Eu égard à ses absences et au risque de fuite vers le Congo, où le dossier répressif montre qu’elle bénéficie de solides soutiens, la cour d’appel de Liège a prononcé l’arrestation immédiate de la quadragénaire, qui aurait encore été aperçue à Jambes ce lundi (elle n’était pas présente ce mardi à Liège). Elle fera sans doute opposition, mais il serait très étonnant que la cour la suive puisque désormais, une absence à son procès doit être justifiée pour que l’opposition soit recevable. Or sa pseudo-maladie a été invalidée par un légiste… Cette peine est donc, pour Julienne Mpemba, vraisemblablement définitive. Il reste le volet légal et le volet familial du dossier.

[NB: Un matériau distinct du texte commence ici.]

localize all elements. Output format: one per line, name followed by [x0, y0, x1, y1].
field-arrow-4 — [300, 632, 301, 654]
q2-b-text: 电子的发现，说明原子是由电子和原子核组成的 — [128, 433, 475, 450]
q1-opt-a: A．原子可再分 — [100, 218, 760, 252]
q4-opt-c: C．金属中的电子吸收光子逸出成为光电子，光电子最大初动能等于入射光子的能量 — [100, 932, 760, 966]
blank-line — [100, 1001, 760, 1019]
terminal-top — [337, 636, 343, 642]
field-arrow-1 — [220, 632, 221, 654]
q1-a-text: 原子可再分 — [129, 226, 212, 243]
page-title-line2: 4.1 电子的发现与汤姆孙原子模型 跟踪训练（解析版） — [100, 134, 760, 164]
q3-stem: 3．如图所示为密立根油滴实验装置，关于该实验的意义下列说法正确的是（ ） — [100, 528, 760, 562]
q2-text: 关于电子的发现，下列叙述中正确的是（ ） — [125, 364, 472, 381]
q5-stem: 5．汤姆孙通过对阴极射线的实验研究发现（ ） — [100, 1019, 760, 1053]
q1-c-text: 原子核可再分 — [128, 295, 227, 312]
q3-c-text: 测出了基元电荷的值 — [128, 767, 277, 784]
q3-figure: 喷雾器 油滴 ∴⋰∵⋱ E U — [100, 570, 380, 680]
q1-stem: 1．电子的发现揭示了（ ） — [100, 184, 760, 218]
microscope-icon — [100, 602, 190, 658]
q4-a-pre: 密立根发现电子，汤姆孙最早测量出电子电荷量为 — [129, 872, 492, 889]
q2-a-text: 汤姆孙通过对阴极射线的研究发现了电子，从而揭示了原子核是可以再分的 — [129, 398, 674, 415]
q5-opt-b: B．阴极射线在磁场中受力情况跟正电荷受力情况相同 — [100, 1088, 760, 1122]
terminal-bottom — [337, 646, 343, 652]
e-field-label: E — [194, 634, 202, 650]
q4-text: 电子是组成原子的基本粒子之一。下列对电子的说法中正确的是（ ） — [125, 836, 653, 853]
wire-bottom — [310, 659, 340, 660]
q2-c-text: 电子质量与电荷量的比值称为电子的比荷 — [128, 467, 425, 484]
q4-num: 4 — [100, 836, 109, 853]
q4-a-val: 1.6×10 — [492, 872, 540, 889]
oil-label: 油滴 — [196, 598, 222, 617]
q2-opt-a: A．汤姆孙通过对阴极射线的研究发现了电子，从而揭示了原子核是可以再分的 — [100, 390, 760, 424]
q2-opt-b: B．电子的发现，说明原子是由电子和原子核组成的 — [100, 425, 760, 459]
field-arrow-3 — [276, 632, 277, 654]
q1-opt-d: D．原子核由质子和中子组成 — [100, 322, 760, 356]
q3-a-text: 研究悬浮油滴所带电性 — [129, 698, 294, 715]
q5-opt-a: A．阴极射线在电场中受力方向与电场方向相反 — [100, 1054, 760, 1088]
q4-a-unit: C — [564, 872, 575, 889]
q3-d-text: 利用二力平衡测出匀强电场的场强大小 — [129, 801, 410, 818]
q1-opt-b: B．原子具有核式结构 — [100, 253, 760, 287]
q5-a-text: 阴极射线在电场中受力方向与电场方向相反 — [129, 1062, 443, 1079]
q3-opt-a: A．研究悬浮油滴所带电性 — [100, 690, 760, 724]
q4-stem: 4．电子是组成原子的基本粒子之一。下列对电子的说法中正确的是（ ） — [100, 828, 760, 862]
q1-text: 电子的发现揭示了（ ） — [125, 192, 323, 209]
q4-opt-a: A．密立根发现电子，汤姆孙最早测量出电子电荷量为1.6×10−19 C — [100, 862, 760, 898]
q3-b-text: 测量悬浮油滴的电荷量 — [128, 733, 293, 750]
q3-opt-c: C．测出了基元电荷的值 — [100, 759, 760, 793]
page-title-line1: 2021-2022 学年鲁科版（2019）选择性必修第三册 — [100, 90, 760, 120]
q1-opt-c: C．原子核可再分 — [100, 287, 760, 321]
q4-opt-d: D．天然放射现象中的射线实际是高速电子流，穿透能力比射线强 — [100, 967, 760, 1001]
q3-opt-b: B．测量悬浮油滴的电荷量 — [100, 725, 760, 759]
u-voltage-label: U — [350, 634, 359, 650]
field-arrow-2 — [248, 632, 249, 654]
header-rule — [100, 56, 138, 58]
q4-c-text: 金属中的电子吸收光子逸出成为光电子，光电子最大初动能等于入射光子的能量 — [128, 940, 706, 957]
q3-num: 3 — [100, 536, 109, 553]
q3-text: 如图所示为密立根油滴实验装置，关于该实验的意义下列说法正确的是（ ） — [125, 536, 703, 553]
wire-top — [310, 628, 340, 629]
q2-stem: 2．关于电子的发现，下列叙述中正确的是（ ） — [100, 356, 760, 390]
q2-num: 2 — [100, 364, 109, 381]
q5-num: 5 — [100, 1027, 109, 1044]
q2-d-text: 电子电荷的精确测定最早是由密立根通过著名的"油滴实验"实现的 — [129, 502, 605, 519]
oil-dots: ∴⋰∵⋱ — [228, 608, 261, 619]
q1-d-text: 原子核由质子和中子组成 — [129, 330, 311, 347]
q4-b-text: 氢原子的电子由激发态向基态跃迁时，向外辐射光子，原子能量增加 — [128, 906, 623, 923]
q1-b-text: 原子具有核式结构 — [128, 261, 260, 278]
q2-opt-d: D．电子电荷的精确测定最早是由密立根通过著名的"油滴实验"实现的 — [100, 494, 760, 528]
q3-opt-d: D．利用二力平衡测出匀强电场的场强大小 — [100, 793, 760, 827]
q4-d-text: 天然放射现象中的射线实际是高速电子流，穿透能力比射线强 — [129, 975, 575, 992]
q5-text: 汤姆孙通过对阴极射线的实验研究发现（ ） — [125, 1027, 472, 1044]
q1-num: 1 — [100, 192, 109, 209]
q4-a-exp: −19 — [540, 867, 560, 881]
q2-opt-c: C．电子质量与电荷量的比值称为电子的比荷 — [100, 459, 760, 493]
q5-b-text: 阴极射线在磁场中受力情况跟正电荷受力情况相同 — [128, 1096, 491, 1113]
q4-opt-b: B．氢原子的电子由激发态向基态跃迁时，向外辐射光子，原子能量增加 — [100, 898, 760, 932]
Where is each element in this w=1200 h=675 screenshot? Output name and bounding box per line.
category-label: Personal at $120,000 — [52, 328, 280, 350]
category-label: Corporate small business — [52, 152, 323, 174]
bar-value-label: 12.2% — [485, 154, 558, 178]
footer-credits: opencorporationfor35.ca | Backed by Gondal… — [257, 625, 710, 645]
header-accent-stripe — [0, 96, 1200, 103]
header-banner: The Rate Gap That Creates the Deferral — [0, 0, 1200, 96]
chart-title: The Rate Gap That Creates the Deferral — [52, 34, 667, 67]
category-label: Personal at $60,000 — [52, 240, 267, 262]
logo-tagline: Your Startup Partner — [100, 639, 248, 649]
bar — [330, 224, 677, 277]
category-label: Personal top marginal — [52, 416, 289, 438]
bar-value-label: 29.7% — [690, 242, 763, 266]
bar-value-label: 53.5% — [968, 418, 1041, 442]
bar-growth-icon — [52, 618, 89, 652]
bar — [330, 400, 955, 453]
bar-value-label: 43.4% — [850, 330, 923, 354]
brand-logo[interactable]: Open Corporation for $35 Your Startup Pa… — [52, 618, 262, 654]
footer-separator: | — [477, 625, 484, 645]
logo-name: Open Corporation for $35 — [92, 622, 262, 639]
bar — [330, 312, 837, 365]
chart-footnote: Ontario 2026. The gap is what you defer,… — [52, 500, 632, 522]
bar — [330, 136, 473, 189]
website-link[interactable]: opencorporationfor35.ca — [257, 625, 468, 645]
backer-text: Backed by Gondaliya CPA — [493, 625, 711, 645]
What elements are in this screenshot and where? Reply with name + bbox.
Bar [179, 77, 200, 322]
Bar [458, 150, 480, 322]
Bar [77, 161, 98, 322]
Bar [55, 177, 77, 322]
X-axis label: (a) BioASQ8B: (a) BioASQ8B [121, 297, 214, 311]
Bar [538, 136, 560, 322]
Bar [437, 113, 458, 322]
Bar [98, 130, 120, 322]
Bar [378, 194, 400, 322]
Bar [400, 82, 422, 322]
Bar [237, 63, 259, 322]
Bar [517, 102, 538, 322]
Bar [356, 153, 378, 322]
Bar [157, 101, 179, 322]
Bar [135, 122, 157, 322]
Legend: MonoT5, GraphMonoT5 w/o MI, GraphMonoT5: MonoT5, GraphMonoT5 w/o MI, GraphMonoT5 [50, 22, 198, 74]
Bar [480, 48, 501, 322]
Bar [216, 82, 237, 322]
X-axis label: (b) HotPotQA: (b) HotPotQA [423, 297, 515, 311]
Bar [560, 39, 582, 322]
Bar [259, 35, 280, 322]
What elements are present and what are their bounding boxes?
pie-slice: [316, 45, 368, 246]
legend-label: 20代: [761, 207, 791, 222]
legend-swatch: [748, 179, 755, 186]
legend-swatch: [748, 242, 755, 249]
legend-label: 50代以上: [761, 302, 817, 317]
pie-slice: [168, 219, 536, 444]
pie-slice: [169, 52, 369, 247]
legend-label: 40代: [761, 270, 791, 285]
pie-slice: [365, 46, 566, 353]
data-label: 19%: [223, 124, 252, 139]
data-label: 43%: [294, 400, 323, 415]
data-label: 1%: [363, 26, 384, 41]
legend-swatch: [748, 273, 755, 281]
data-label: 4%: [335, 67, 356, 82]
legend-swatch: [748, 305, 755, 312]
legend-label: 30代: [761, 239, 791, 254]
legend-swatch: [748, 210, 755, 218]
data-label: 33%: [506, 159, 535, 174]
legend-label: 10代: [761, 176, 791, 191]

Translated Text(At the Liège Court of Appeal this Tuesday, Julienne Mpemba, 48, from Namur, saw her sentence increased in the case of children stolen from Congo to be adopted in Belgium.In this trial, the defendant played a game of cat and mouse with the court, citing various impediments—illness, stress, lack of legal representation—to request postponements and stall for time. At the last hearing, she was absent, and a forensic doctor was sent to examine her that very morning. He concluded that she was perfectly fit to appear, yet she failed to do so. The case was nevertheless taken under advisement, without a defense plea but with explanations from Julienne Mpemba of Namur—the case is, in fact, being tried in absentia.